For each training image, one can downsample the image by say decreasing the width and height both by a factor of d = 2. This will further decrease training times. One can turn the resulting smaller image into an input to the network by flattening it (in MATLAB, I(:), or in Python, I.flatten()).
One must also choose an error function. I used a simple sum of squared differences between the network's output and the target output, which was a vector that contains all zeros except a one in the location of the labelled correct digit.

Parameters:

One must choose an activation function for each layer of the network, and the number of hidden layers and hidden neurons.
I found I obtained a test accuracy of around 80% by using a 3 layer architecture, with sigmoid activation functions everywhere, a 14x14 input image, 200 hidden neurons, and a 10 long output layer (with one neuron for each digit), and running on only part of the training set. This performance is quite bad though: by fine-tuning parameters and running on the full training set, you should be able to get better performance!

What to submit for Part 1:

Your code
Report your test accuracy and network architecture.
Which architecture gives the best performance? Do you find using 0, 1, or more hidden layers gives the best result?

Part 2: Training More Sophisticated Networks with Caffe

The algorithms are no different to train significantly larger networks, or networks using other weight matrices such as those created by convolutions. One simply uses backpropagation and stochastic gradient descent. However, engineering efficient code for such "deep learning" is a practical challenge, which is why people use libraries such as Caffe or Torch.

In Part 2 you will be using Caffe to see if you can improve the performance over the small neural network you built in Part 1.

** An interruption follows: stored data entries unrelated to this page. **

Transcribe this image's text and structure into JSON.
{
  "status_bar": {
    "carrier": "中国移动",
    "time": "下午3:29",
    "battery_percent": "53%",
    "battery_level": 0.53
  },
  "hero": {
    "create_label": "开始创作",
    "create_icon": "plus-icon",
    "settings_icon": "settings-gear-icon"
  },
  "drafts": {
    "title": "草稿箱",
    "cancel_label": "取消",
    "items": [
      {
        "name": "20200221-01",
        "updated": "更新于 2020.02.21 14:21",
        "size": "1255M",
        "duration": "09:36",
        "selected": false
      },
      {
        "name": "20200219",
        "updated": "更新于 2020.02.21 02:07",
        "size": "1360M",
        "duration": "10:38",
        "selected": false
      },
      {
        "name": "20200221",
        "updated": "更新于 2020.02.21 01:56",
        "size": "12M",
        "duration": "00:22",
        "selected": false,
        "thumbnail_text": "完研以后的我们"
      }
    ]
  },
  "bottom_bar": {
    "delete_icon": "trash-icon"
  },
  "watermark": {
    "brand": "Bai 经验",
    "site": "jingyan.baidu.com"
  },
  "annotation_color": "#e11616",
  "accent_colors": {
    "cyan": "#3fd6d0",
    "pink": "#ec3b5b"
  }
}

Installation and Setup of Caffe

The program environment can use your already installed Caffe package and make some slight modifications:

We suggest to install the Anaconda Python distribution, which provides most of the necessary packages.
You can open IPython in the same manner as the first assignment, download this example of digit recognition, and modify it. More basic tutorials for Caffe are also available.

Your Tasks

Visualize the test results for the MNIST digit training images and plot the train loss and test accuracy figure as in the example of digit recognition:
Report the overall test accuracy, and experiment to configure the network to achieve maximum accuracy. Experiment with modifying the neural network activation functions, pooling sizes, convolution stencil sizes, and so forth. You can also try different learning rate, different gradient descent methods and other setting parameters, so see if it improves test accuracy.

Policies

Feel free to collaborate on solving the problem but write your code individually.

Submission

Submit your assignment in a zip file named yourname_project2.zip. Please include your source code from part 1. Also, include a document named writeup.doc, describing the best accuracy you achieved in parts 1 and 2, the neural network architectures you used to achieve this accuracy, and the answers to the last question of part 1.

Finally submit your zip to UVA Collab.